Гущин пристально и очень внимательно поглядел на женщину. Говорила она весьма складно да ладно, и все вроде бы правильно выходило. Да и глаза у нее были прямо волшебные – будто втягивали его в себя, завораживали… глядеть бы в них да не наглядеться! А сама-то - красавица каких поискать… В такой-то захолустной дыре, да такая дивная женщина! Эх, кабы не война!..Да не невеста… Впрочем, у нее, небось, тоже муж на фронте… Да неужто она с этим старым хмырем-фотографом путается?
И Гущин ощутил в глубине души даже нечто вроде зависти к этому пожилому фотомастеру! Зависть от того, что живет вот этот невзрачный фотограф под одной крышей с такой невероятной красавицей, даже пусть и просто по-соседски живет, однако – может видеть ее каждый день, голос ее чарующий слышать, да в эти глаза волшебные смотреть… Гущин невольно отвел взгляд от этих глаз, словно затягивающих его в глубокий черный омут. Усилием воли он прогнал от себя все эти неправедные и несвоевременные мысли. Не до того сейчас.
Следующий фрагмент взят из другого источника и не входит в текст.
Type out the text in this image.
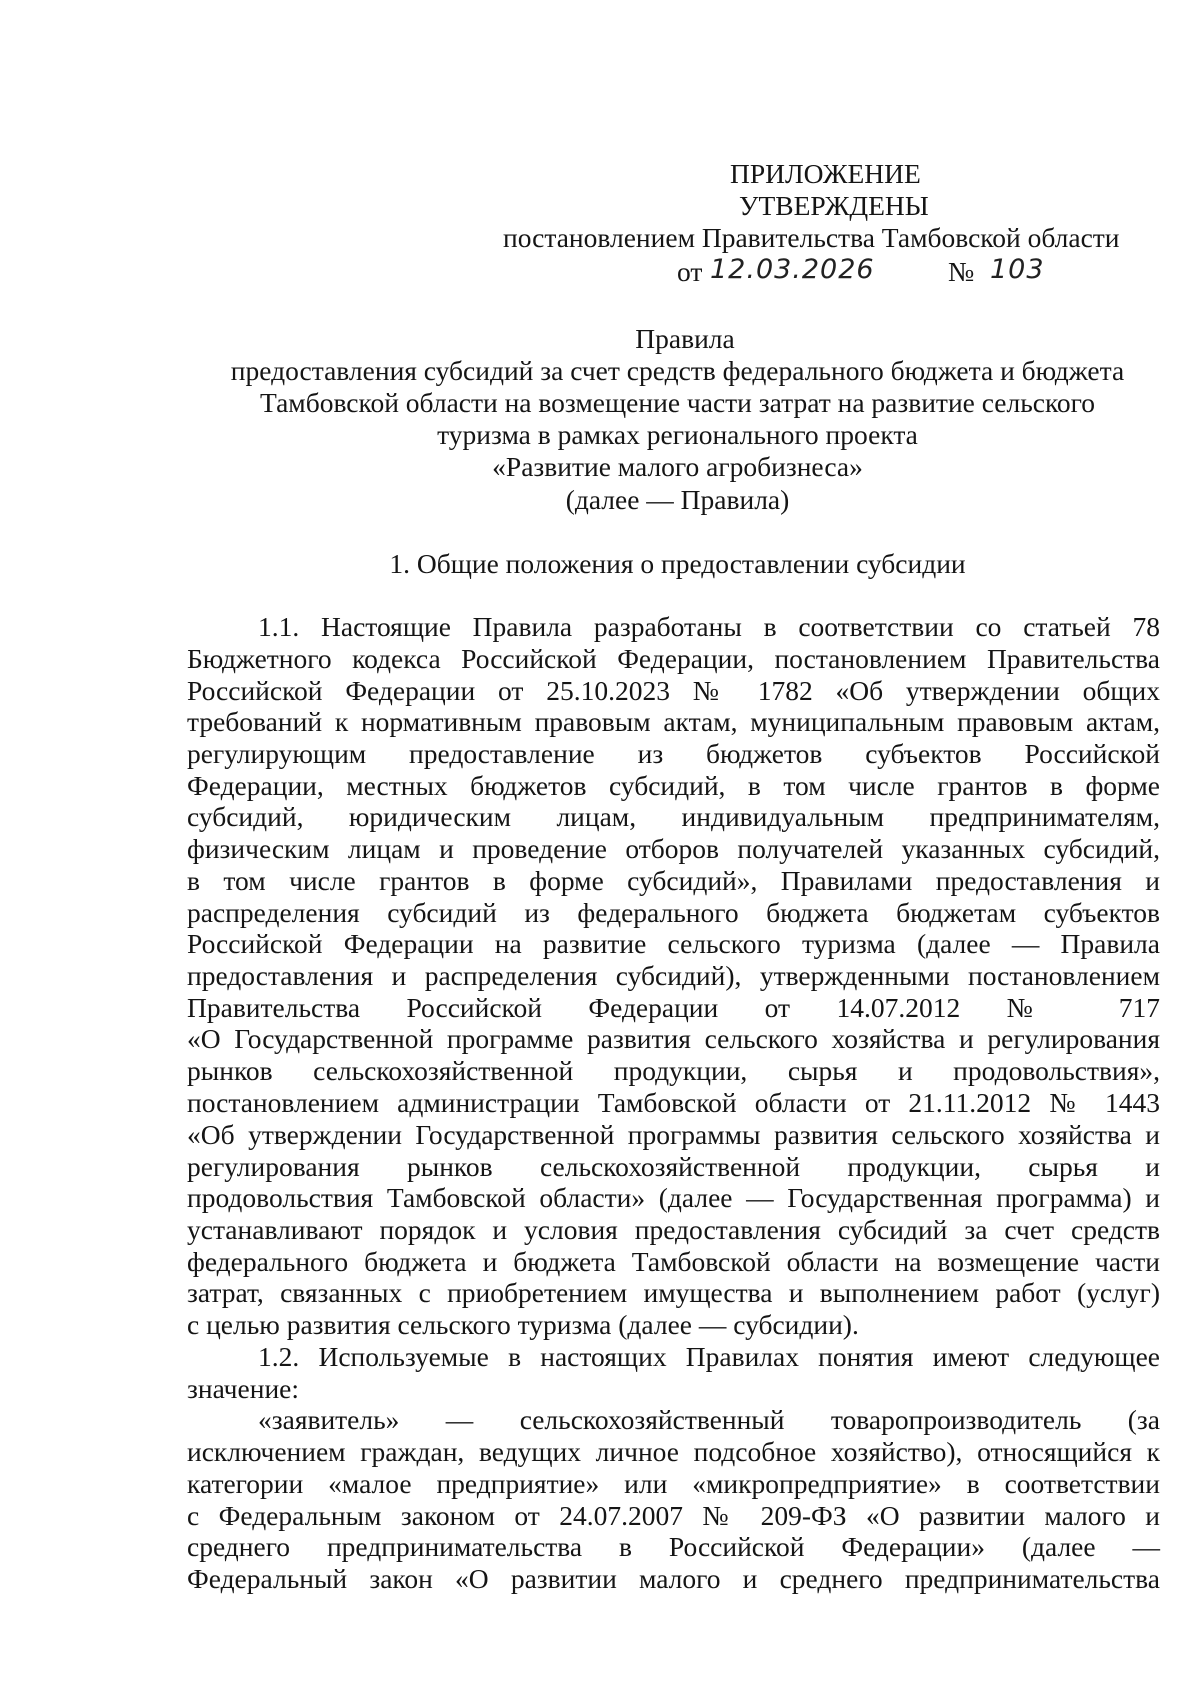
ПРИЛОЖЕНИЕ
УТВЕРЖДЕНЫ
постановлением Правительства Тамбовской области
от 12.03.2026	№ 103
Правила
предоставления субсидий за счет средств федерального бюджета и бюджета
Тамбовской области на возмещение части затрат на развитие сельского
туризма в рамках регионального проекта
«Развитие малого агробизнеса»
(далее — Правила)
1. Общие положения о предоставлении субсидии
1.1. Настоящие Правила разработаны в соответствии со статьей 78
Бюджетного кодекса Российской Федерации, постановлением Правительства
Российской Федерации от 25.10.2023 № 1782 «Об утверждении общих
требований к нормативным правовым актам, муниципальным правовым актам,
регулирующим предоставление из бюджетов субъектов Российской
Федерации, местных бюджетов субсидий, в том числе грантов в форме
субсидий, юридическим лицам, индивидуальным предпринимателям,
физическим лицам и проведение отборов получателей указанных субсидий,
в том числе грантов в форме субсидий», Правилами предоставления и
распределения субсидий из федерального бюджета бюджетам субъектов
Российской Федерации на развитие сельского туризма (далее — Правила
предоставления и распределения субсидий), утвержденными постановлением
Правительства Российской Федерации от 14.07.2012 № 717
«О Государственной программе развития сельского хозяйства и регулирования
рынков сельскохозяйственной продукции, сырья и продовольствия»,
постановлением администрации Тамбовской области от 21.11.2012 № 1443
«Об утверждении Государственной программы развития сельского хозяйства и
регулирования рынков сельскохозяйственной продукции, сырья и
продовольствия Тамбовской области» (далее — Государственная программа) и
устанавливают порядок и условия предоставления субсидий за счет средств
федерального бюджета и бюджета Тамбовской области на возмещение части
затрат, связанных с приобретением имущества и выполнением работ (услуг)
с целью развития сельского туризма (далее — субсидии).
1.2. Используемые в настоящих Правилах понятия имеют следующее
значение:
«заявитель» — сельскохозяйственный товаропроизводитель (за
исключением граждан, ведущих личное подсобное хозяйство), относящийся к
категории «малое предприятие» или «микропредприятие» в соответствии
с Федеральным законом от 24.07.2007 № 209-ФЗ «О развитии малого и
среднего предпринимательства в Российской Федерации» (далее —
Федеральный закон «О развитии малого и среднего предпринимательства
Война...
- А ты на меня не напирай, краса ненаглядная, - сказал Гущин со зловещей усмешкой. – С тобой тоже разберемся, когда черед придет! Пока я вот с парнишкой разговариваю, не с тобой…
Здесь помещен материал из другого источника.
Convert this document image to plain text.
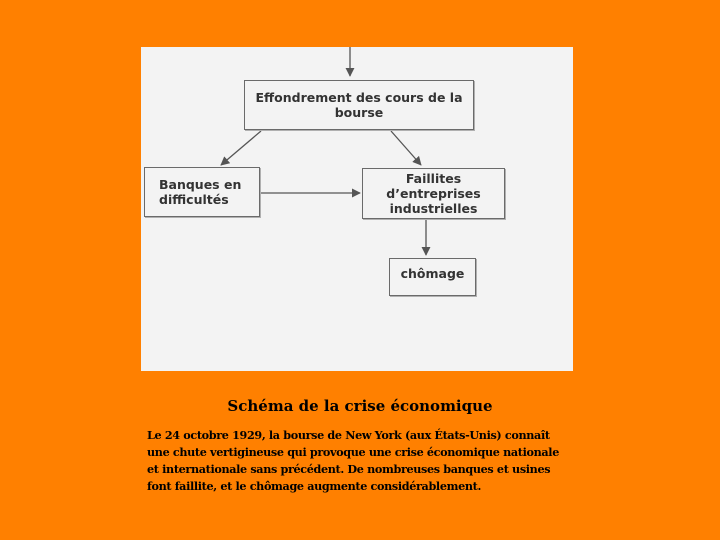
Effondrement des cours de la
bourse
Banques en
difficultés
Faillites d’entreprises
industrielles
chômage
Schéma de la crise économique
Le 24 octobre 1929, la bourse de New York (aux États-Unis) connaît
une chute vertigineuse qui provoque une crise économique nationale
et internationale sans précédent. De nombreuses banques et usines
font faillite, et le chômage augmente considérablement.
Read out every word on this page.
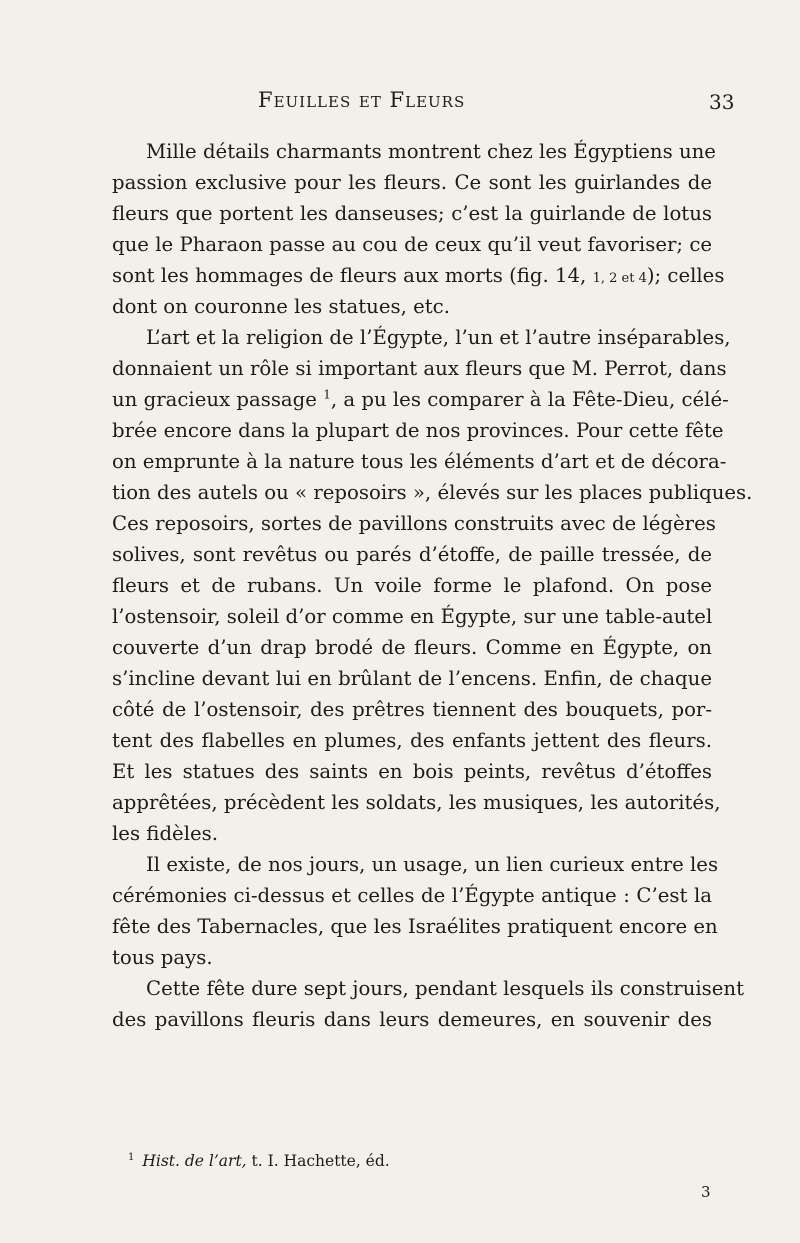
Feuilles et Fleurs	33
Mille détails charmants montrent chez les Égyptiens une
passion exclusive pour les fleurs. Ce sont les guirlandes de
fleurs que portent les danseuses; c’est la guirlande de lotus
que le Pharaon passe au cou de ceux qu’il veut favoriser; ce
sont les hommages de fleurs aux morts (fig. 14, 1, 2 et 4); celles
dont on couronne les statues, etc.
L’art et la religion de l’Égypte, l’un et l’autre inséparables,
donnaient un rôle si important aux fleurs que M. Perrot, dans
un gracieux passage $^1$, a pu les comparer à la Fête-Dieu, célé-
brée encore dans la plupart de nos provinces. Pour cette fête
on emprunte à la nature tous les éléments d’art et de décora-
tion des autels ou « reposoirs », élevés sur les places publiques.
Ces reposoirs, sortes de pavillons construits avec de légères
solives, sont revêtus ou parés d’étoffe, de paille tressée, de
fleurs et de rubans. Un voile forme le plafond. On pose
l’ostensoir, soleil d’or comme en Égypte, sur une table-autel
couverte d’un drap brodé de fleurs. Comme en Égypte, on
s’incline devant lui en brûlant de l’encens. Enfin, de chaque
côté de l’ostensoir, des prêtres tiennent des bouquets, por-
tent des flabelles en plumes, des enfants jettent des fleurs.
Et les statues des saints en bois peints, revêtus d’étoffes
apprêtées, précèdent les soldats, les musiques, les autorités,
les fidèles.
Il existe, de nos jours, un usage, un lien curieux entre les
cérémonies ci-dessus et celles de l’Égypte antique : C’est la
fête des Tabernacles, que les Israélites pratiquent encore en
tous pays.
Cette fête dure sept jours, pendant lesquels ils construisent
des pavillons fleuris dans leurs demeures, en souvenir des
$^1$ Hist. de l’art, t. I. Hachette, éd.
3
Лейтенант пребывал в настороженном ожидании: как будто все выглядело довольно логично и благопристойно; однако смутные сомнения не покидали его.
Что-то здесь было не так… От его опытного взора не ускользнуло то, что женщина и фотограф обменялись мимолетными понимающими взглядами во время его беседы с Михой. Всего на секунду… на долю секунды! Но он сразу этот мгновенный обмен взглядами заметил. Не зря ведь его, боевого офицера, всегда неустанно учили бдительности! И – ему стало ясно: эти двое не просто соседи. Между ними – сговор. И похоже на то, что Михе в их сговоре отведена едва ли не основная роль, и сам он, конечно, об этом не подозревает…
Он снова обратился к мальчику:
- А теперь внимание, боец… Одежда на тебе чья?
- Тетя Августа дала… после мытья, - отвечал Миха.
- Она тебе нравится, лучше, чем твоя была?
- Лучше…
- Вот и хорошо! Теперь слушай мою команду: вон видишь – дверь на улицу? Ноги в руки и – тикать отсюда! Быстро, понял? Бегом – к мамке, да сестренкам, и нигде не задерживаться! Мамка твоя места себе не находит, что сыночка нет, а он, вишь, по чужим людям шляется! Быстро – чтоб я тебя тут больше не видел!
Глаза Михи широко округлились от изумления, он готов был заплакать.
Мальчишка поднял на Гущина умоляющий взгляд.
- Ну как же так, дяденька офицер? – спросил он плаксиво. – Тетя Августа пирожков обещала дать… Что ж я мамке больной да сестренкам-то принесу?
Лейтенант сурово посмотрел на мальчика сверху вниз и хмуро заметил:
- Нет для тебя пирожков здесь, сынок! Обманули тебя, Миха…
- Как обманули? Почему обманули?..
- А вот так! А потому – к мамке бегом! Не выздоровеет твоя мамка, коли с тобой что случится. Беги, боец, птицей лети! Домой, только домой… ночь на дворе, и так лишь за полночь успеешь. И никогда больше добрых теть и дядь не слушай, понял? Среди них могут оказаться слишком уж добрые…
Что-то в голосе офицера показалось Михе очень серьезным – таким, к чему не прислушаться было никак нельзя. Да ведь – офицер все-таки, он знает, что говорит. Миха вытер выступившие было слезы и послушно направился к двери.